Men's Health magazine recorded the highest average circulation for its digital editions in the second half of last year, according to results published by the Audit Bureau of Circulation today.
According to ABC, digital editions refer to "a digital version of a print publication", as opposed to digital publications, which are considered "stand-alone publications" with "no consideration of editorial or advertising similarity" and as a result can feature "dynamically served ads".
A number of magazines with interactive digital publications, for example, are now reporting circulation results for those publications using the digital publications certificate, while their print replica editions are reported as digital editions.

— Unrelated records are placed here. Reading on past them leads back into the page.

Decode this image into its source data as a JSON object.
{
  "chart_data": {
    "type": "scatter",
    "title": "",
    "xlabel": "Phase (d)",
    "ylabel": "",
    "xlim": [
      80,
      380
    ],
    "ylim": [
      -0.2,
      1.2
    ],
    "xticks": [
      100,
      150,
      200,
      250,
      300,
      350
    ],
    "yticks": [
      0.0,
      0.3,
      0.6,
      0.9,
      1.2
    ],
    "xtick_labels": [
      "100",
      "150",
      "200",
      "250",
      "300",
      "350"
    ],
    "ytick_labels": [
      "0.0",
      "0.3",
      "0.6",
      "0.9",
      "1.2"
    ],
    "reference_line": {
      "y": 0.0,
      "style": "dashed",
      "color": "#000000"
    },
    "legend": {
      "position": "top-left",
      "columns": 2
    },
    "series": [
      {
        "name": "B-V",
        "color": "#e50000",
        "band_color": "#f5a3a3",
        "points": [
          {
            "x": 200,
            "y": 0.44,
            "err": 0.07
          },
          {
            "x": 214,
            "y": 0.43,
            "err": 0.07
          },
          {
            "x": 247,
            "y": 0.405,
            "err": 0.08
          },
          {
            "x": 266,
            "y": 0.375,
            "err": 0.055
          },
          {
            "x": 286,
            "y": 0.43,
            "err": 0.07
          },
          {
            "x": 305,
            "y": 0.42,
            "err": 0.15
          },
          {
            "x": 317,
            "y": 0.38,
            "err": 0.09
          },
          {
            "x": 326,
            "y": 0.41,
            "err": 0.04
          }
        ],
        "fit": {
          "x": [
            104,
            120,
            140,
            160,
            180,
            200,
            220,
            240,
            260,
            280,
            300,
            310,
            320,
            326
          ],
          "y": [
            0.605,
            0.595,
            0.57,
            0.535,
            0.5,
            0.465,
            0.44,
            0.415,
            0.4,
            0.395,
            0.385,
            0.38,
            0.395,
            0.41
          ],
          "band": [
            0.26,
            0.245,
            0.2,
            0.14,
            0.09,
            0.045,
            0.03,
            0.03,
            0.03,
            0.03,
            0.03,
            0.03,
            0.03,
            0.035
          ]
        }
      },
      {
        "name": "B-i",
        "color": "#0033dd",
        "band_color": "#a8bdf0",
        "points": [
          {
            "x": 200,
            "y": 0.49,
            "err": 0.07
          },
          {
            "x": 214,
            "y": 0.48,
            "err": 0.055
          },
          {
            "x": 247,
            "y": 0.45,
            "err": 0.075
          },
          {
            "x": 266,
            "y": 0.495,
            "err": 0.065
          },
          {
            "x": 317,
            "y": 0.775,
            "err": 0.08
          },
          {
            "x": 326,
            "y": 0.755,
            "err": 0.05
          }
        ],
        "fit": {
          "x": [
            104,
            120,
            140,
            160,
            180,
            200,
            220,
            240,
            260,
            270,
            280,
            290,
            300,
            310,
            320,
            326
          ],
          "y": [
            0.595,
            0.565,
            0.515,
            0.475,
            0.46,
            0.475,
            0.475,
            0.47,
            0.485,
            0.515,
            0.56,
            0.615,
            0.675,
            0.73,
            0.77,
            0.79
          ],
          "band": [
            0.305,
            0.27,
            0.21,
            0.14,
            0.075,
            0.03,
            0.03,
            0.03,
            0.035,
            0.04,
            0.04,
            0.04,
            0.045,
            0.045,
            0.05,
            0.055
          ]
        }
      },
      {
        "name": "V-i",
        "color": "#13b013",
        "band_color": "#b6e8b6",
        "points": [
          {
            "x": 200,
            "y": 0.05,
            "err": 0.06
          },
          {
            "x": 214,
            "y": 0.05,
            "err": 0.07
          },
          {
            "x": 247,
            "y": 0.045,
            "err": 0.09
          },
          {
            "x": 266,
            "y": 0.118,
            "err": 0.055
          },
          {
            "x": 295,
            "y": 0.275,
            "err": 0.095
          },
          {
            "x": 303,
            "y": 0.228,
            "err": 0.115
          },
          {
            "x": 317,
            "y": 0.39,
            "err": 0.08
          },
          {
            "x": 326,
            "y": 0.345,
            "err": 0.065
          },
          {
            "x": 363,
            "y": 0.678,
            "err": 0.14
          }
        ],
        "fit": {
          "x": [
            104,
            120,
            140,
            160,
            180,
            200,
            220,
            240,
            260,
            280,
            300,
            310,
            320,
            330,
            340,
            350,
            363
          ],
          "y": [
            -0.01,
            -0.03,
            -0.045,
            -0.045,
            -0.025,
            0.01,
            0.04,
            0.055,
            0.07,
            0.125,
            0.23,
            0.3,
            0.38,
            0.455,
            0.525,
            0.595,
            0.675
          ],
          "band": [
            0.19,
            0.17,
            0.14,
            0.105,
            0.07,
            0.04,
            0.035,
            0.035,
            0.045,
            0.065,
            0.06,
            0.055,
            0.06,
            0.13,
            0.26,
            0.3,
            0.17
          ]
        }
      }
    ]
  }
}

Currently ABC offers an analysis of the digital edition results, which places Men's Health top with an average digital circulation per issue of 12,676.
This represents an increase on the first six months of 2012, when the magazine's digital edition recorded a circulation of 12,142. It also overtakes Cosmopolitan magazine, which is now fifth in the table for the second half of the year with a digital edition circulation of 10,841.

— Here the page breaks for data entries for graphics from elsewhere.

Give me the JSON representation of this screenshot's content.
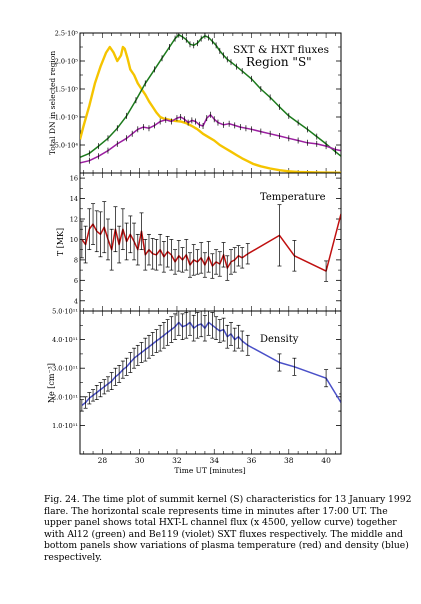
{
  "x_axis_label": "Time UT [minutes]",
  "x_ticks": [
    "28",
    "30",
    "32",
    "34",
    "36",
    "38",
    "40"
  ],
  "colors": {
    "yellow": "#f5c400",
    "green": "#1c7a1c",
    "violet": "#9b1fa0",
    "red": "#c01010",
    "blue": "#4a50c8",
    "axis": "#000000"
  },
  "caption": "Fig. 24. The time plot of summit kernel (S) characteristics for 13 January 1992 flare. The horizontal scale represents time in minutes after 17:00 UT. The upper panel shows total HXT-L channel flux (x 4500, yellow curve) together with Al12 (green) and Be119 (violet) SXT fluxes respectively. The middle and bottom panels show variations of plasma temperature (red) and density (blue) respectively.",
  "chart_data": [
    {
      "type": "line",
      "title": "SXT & HXT fluxes",
      "subtitle": "Region \"S\"",
      "xlabel": "",
      "ylabel": "Total DN in selected region",
      "xlim": [
        26.8,
        40.8
      ],
      "ylim": [
        0,
        250000
      ],
      "y_ticks": [
        "5.0·10⁴",
        "1.0·10⁵",
        "1.5·10⁵",
        "2.0·10⁵",
        "2.5·10⁵"
      ],
      "y_tick_values": [
        50000,
        100000,
        150000,
        200000,
        250000
      ],
      "grid": false,
      "series": [
        {
          "key": "hxt",
          "color": "yellow",
          "x": [
            26.8,
            27.0,
            27.3,
            27.6,
            27.9,
            28.2,
            28.4,
            28.6,
            28.8,
            29.0,
            29.1,
            29.2,
            29.35,
            29.5,
            29.7,
            29.9,
            30.1,
            30.3,
            30.5,
            30.7,
            30.9,
            31.1,
            31.3,
            31.6,
            31.9,
            32.2,
            32.5,
            32.8,
            33.1,
            33.4,
            33.7,
            34.0,
            34.3,
            34.6,
            34.9,
            35.2,
            35.5,
            35.8,
            36.1,
            36.5,
            37.0,
            37.5,
            38.0,
            38.5,
            39.0,
            39.5,
            40.0,
            40.5,
            40.8
          ],
          "y": [
            60000,
            85000,
            120000,
            160000,
            190000,
            215000,
            225000,
            215000,
            200000,
            210000,
            225000,
            222000,
            205000,
            185000,
            175000,
            160000,
            150000,
            140000,
            128000,
            118000,
            108000,
            100000,
            97000,
            95000,
            93000,
            92000,
            89000,
            84000,
            78000,
            70000,
            64000,
            58000,
            50000,
            44000,
            38000,
            32000,
            26000,
            21000,
            16000,
            12000,
            8000,
            5000,
            3000,
            2000,
            1500,
            1000,
            800,
            500,
            400
          ]
        },
        {
          "key": "al12",
          "color": "green",
          "x": [
            26.8,
            27.3,
            27.8,
            28.3,
            28.8,
            29.3,
            29.8,
            30.3,
            30.8,
            31.2,
            31.6,
            31.9,
            32.1,
            32.3,
            32.5,
            32.7,
            32.9,
            33.1,
            33.3,
            33.5,
            33.7,
            33.9,
            34.1,
            34.3,
            34.5,
            34.7,
            34.9,
            35.2,
            35.5,
            36.0,
            36.5,
            37.0,
            37.5,
            38.0,
            38.5,
            39.0,
            39.5,
            40.0,
            40.5,
            40.8
          ],
          "y": [
            28000,
            35000,
            48000,
            62000,
            80000,
            102000,
            130000,
            160000,
            185000,
            205000,
            225000,
            240000,
            247000,
            243000,
            238000,
            230000,
            228000,
            232000,
            240000,
            245000,
            242000,
            235000,
            228000,
            218000,
            210000,
            203000,
            198000,
            190000,
            182000,
            168000,
            150000,
            135000,
            118000,
            102000,
            90000,
            78000,
            65000,
            52000,
            38000,
            30000
          ]
        },
        {
          "key": "be119",
          "color": "violet",
          "x": [
            26.8,
            27.3,
            27.8,
            28.3,
            28.8,
            29.3,
            29.6,
            29.9,
            30.2,
            30.5,
            30.8,
            31.1,
            31.4,
            31.7,
            32.0,
            32.2,
            32.4,
            32.6,
            32.8,
            33.0,
            33.2,
            33.4,
            33.6,
            33.8,
            34.0,
            34.2,
            34.5,
            34.8,
            35.1,
            35.4,
            35.7,
            36.0,
            36.5,
            37.0,
            37.5,
            38.0,
            38.5,
            39.0,
            39.5,
            40.0,
            40.5,
            40.8
          ],
          "y": [
            18000,
            22000,
            30000,
            40000,
            52000,
            62000,
            70000,
            78000,
            82000,
            80000,
            85000,
            92000,
            95000,
            92000,
            98000,
            100000,
            96000,
            90000,
            94000,
            92000,
            86000,
            84000,
            98000,
            104000,
            96000,
            90000,
            86000,
            88000,
            85000,
            82000,
            80000,
            78000,
            74000,
            70000,
            66000,
            62000,
            58000,
            54000,
            52000,
            48000,
            42000,
            40000
          ]
        }
      ]
    },
    {
      "type": "line",
      "title": "Temperature",
      "xlabel": "",
      "ylabel": "T [MK]",
      "xlim": [
        26.8,
        40.8
      ],
      "ylim": [
        3,
        16.5
      ],
      "y_ticks": [
        "4",
        "6",
        "8",
        "10",
        "12",
        "14",
        "16"
      ],
      "y_tick_values": [
        4,
        6,
        8,
        10,
        12,
        14,
        16
      ],
      "grid": false,
      "series": [
        {
          "key": "temperature",
          "color": "red",
          "x": [
            26.9,
            27.1,
            27.3,
            27.5,
            27.7,
            27.9,
            28.1,
            28.3,
            28.5,
            28.7,
            28.9,
            29.1,
            29.3,
            29.5,
            29.7,
            29.9,
            30.1,
            30.3,
            30.5,
            30.7,
            30.9,
            31.1,
            31.3,
            31.5,
            31.7,
            31.9,
            32.1,
            32.3,
            32.5,
            32.7,
            32.9,
            33.1,
            33.3,
            33.5,
            33.7,
            33.9,
            34.1,
            34.3,
            34.5,
            34.7,
            34.9,
            35.1,
            35.3,
            35.5,
            35.8,
            37.5,
            38.3,
            40.0,
            40.8
          ],
          "y": [
            10.0,
            9.5,
            11.0,
            11.5,
            10.8,
            10.5,
            11.2,
            10.0,
            9.0,
            11.0,
            9.5,
            11.0,
            9.8,
            10.5,
            9.8,
            9.0,
            10.8,
            8.5,
            9.0,
            8.6,
            8.5,
            9.0,
            8.3,
            8.8,
            8.5,
            7.8,
            8.4,
            8.0,
            8.5,
            7.5,
            8.0,
            7.8,
            8.2,
            7.5,
            8.3,
            7.4,
            7.8,
            7.6,
            8.5,
            7.2,
            7.8,
            8.0,
            8.4,
            8.2,
            8.6,
            10.4,
            8.4,
            6.9,
            12.5
          ],
          "err": [
            1.8,
            1.8,
            2.0,
            2.0,
            2.0,
            2.2,
            2.5,
            2.0,
            2.0,
            2.2,
            1.8,
            2.0,
            1.8,
            1.8,
            1.8,
            1.5,
            1.8,
            1.5,
            1.5,
            1.5,
            1.5,
            1.5,
            1.5,
            1.5,
            1.5,
            1.2,
            1.5,
            1.2,
            1.5,
            1.2,
            1.5,
            1.2,
            1.5,
            1.2,
            1.5,
            1.2,
            1.2,
            1.2,
            1.2,
            1.2,
            1.2,
            1.2,
            1.0,
            1.0,
            1.0,
            3.0,
            1.5,
            1.0,
            2.5
          ]
        }
      ]
    },
    {
      "type": "line",
      "title": "Density",
      "xlabel": "Time UT [minutes]",
      "ylabel": "Ne [cm⁻³]",
      "xlim": [
        26.8,
        40.8
      ],
      "ylim": [
        0,
        500000000000.0
      ],
      "y_ticks": [
        "1.0·10¹¹",
        "2.0·10¹¹",
        "3.0·10¹¹",
        "4.0·10¹¹",
        "5.0·10¹¹"
      ],
      "y_tick_values": [
        100000000000.0,
        200000000000.0,
        300000000000.0,
        400000000000.0,
        500000000000.0
      ],
      "grid": false,
      "series": [
        {
          "key": "density",
          "color": "blue",
          "x": [
            26.9,
            27.1,
            27.3,
            27.5,
            27.7,
            27.9,
            28.1,
            28.3,
            28.5,
            28.7,
            28.9,
            29.1,
            29.3,
            29.5,
            29.7,
            29.9,
            30.1,
            30.3,
            30.5,
            30.7,
            30.9,
            31.1,
            31.3,
            31.5,
            31.7,
            31.9,
            32.1,
            32.3,
            32.5,
            32.7,
            32.9,
            33.1,
            33.3,
            33.5,
            33.7,
            33.9,
            34.1,
            34.3,
            34.5,
            34.7,
            34.9,
            35.1,
            35.3,
            35.5,
            35.8,
            37.5,
            38.3,
            40.0,
            40.8
          ],
          "y": [
            170000000000.0,
            180000000000.0,
            195000000000.0,
            205000000000.0,
            215000000000.0,
            225000000000.0,
            235000000000.0,
            245000000000.0,
            255000000000.0,
            270000000000.0,
            280000000000.0,
            295000000000.0,
            305000000000.0,
            320000000000.0,
            335000000000.0,
            345000000000.0,
            355000000000.0,
            365000000000.0,
            375000000000.0,
            385000000000.0,
            395000000000.0,
            405000000000.0,
            415000000000.0,
            425000000000.0,
            435000000000.0,
            445000000000.0,
            460000000000.0,
            445000000000.0,
            450000000000.0,
            460000000000.0,
            440000000000.0,
            450000000000.0,
            455000000000.0,
            440000000000.0,
            460000000000.0,
            450000000000.0,
            440000000000.0,
            430000000000.0,
            435000000000.0,
            410000000000.0,
            420000000000.0,
            400000000000.0,
            410000000000.0,
            395000000000.0,
            380000000000.0,
            320000000000.0,
            305000000000.0,
            265000000000.0,
            180000000000.0
          ],
          "err": [
            20000000000.0,
            20000000000.0,
            20000000000.0,
            20000000000.0,
            25000000000.0,
            25000000000.0,
            25000000000.0,
            25000000000.0,
            30000000000.0,
            30000000000.0,
            30000000000.0,
            30000000000.0,
            30000000000.0,
            35000000000.0,
            35000000000.0,
            35000000000.0,
            35000000000.0,
            40000000000.0,
            40000000000.0,
            40000000000.0,
            40000000000.0,
            45000000000.0,
            45000000000.0,
            45000000000.0,
            45000000000.0,
            45000000000.0,
            45000000000.0,
            45000000000.0,
            45000000000.0,
            45000000000.0,
            45000000000.0,
            45000000000.0,
            45000000000.0,
            45000000000.0,
            45000000000.0,
            45000000000.0,
            40000000000.0,
            40000000000.0,
            40000000000.0,
            40000000000.0,
            40000000000.0,
            40000000000.0,
            40000000000.0,
            35000000000.0,
            35000000000.0,
            30000000000.0,
            30000000000.0,
            30000000000.0,
            30000000000.0
          ]
        }
      ]
    }
  ]
}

Conde Nast Publications title GQ came second with a circulation of 11,779, followed by The Economist's continental Europe edition with 11,624.
In fourth position was Future magazine T3 with a circulation of 11,158.

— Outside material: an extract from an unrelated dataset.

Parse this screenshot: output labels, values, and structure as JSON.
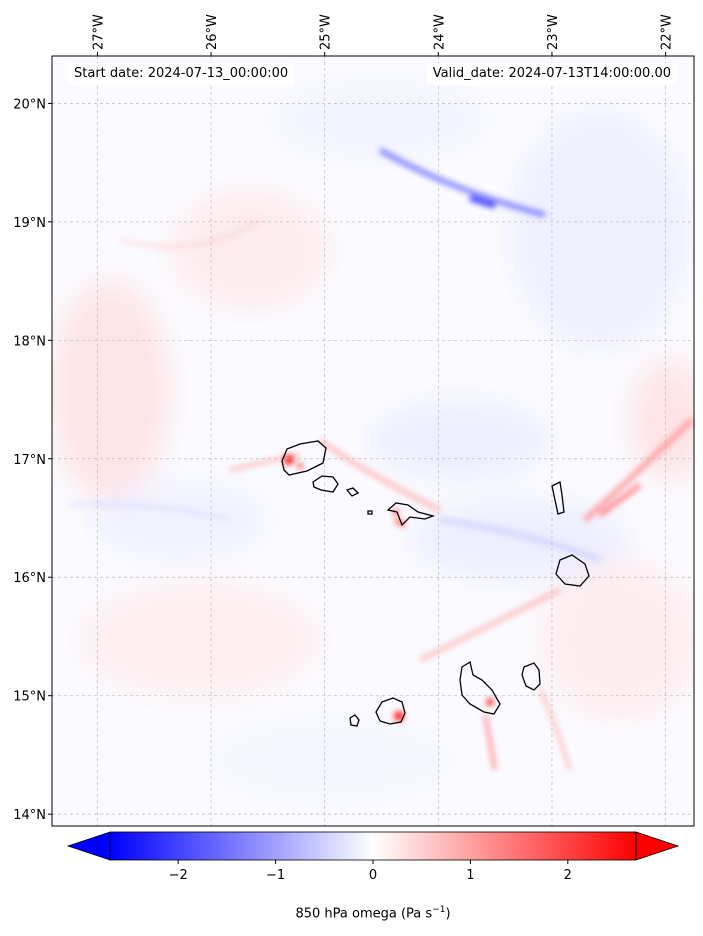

T3 is one of the magazines which has reported a digital edition circulation as well as digital publication circulation, enabling Future to outline circulations for both the digital page-turner edition of the magazine and its interactive digital publication.
Other magazines, including Future titles Total Film, MacFormat and Edge, have also reported circulation results specifically for their interactive digital editions via a digital publication certificate.
Head of international business at digital magazine platform lekiosk, which launched in the UK last year, Nathaniel Philippe, issued a statement saying that the figures published today "show that digital magazine sales are already starting to cushion the fall for a number of titles with declining print revenues".
But he added that "digital magazine publishing is still in its infancy".
"It's already clear that publishers cannot simply create some kind of digital presence and sit back and wait for the customers to roll up – they need to experiment with the way they charge for, and present, their content if they're going to 'crack' the vast and potentially lucrative global digital magazine market."